For one thing, beer is served. Really good beer. Pasadena also places more emphasis on food and is possibly part of a larger trend to pair good coffee with good coffee (a similar effort will soon be finiished in my current home, Cambridge MA).
Personally, I don't feel that's a good strategy. The appeal is understandable: if you want people to pay a premium price for coffee, have them interpret it as a culinray product on par with food, something with a similar flavor punch, something that is equally susceptible to artisinal treatment.
The problem, for me, is that coffee and food generally don't pair well together. A beet salad...with a Chemex? Yuck. Even an after-lunc espresso can be yuck if you palette isn't completely clean. Coffee and dessert works but I can't think of anything else.

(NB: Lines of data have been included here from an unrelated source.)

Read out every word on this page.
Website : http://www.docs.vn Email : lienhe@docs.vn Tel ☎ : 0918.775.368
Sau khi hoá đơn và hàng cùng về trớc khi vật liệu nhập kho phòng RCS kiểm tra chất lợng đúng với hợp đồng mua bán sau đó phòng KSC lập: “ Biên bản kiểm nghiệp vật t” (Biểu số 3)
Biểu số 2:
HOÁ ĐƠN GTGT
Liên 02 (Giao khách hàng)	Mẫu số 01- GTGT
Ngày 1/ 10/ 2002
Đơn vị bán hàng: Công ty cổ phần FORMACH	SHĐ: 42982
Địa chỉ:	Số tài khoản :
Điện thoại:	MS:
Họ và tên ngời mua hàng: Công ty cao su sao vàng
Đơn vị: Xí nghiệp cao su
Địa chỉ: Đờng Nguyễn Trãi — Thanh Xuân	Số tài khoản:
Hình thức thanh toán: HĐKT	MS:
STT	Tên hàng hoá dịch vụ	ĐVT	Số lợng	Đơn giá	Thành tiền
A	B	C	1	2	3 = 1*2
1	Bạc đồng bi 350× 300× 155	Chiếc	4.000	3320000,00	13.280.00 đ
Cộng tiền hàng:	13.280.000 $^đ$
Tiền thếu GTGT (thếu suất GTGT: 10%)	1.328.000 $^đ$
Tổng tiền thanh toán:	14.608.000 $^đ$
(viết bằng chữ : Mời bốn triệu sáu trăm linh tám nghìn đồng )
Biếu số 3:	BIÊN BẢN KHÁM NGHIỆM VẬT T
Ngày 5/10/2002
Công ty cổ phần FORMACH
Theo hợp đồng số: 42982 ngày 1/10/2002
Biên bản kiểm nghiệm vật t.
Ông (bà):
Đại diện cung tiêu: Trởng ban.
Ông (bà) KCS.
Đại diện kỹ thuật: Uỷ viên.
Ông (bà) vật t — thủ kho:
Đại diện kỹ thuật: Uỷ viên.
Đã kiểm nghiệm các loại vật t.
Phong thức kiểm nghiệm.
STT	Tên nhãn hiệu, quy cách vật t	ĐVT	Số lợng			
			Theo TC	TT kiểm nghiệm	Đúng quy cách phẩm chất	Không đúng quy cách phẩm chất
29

But anyway, the coffee at Intelligentsia. They have a minimalist daily menu that is meant to foster customer-barista interaction. What is the Maravilla, one might be tempted to ask. The barista will explain that it's a farm that Intelligentsia has worked with closely over the years, thereby improving its quality. Flavor notes will be given and they will materialize in the cup itself, because these folks know how to do a Chemex. It's the favorite brewer of their head coffee buyer, so I imagine they'll stick with it even though better brewers are available (Kalita Wave FTW).
My one knock against Intelly in general is the overly formal quality of the barmen. I don't want a garrulous type, but someone acting like a maitre d' when we're in a coffee bar strikes me as odd. Yeah, it's part of the whole elevate-coffee thing but come on. It's just coffee.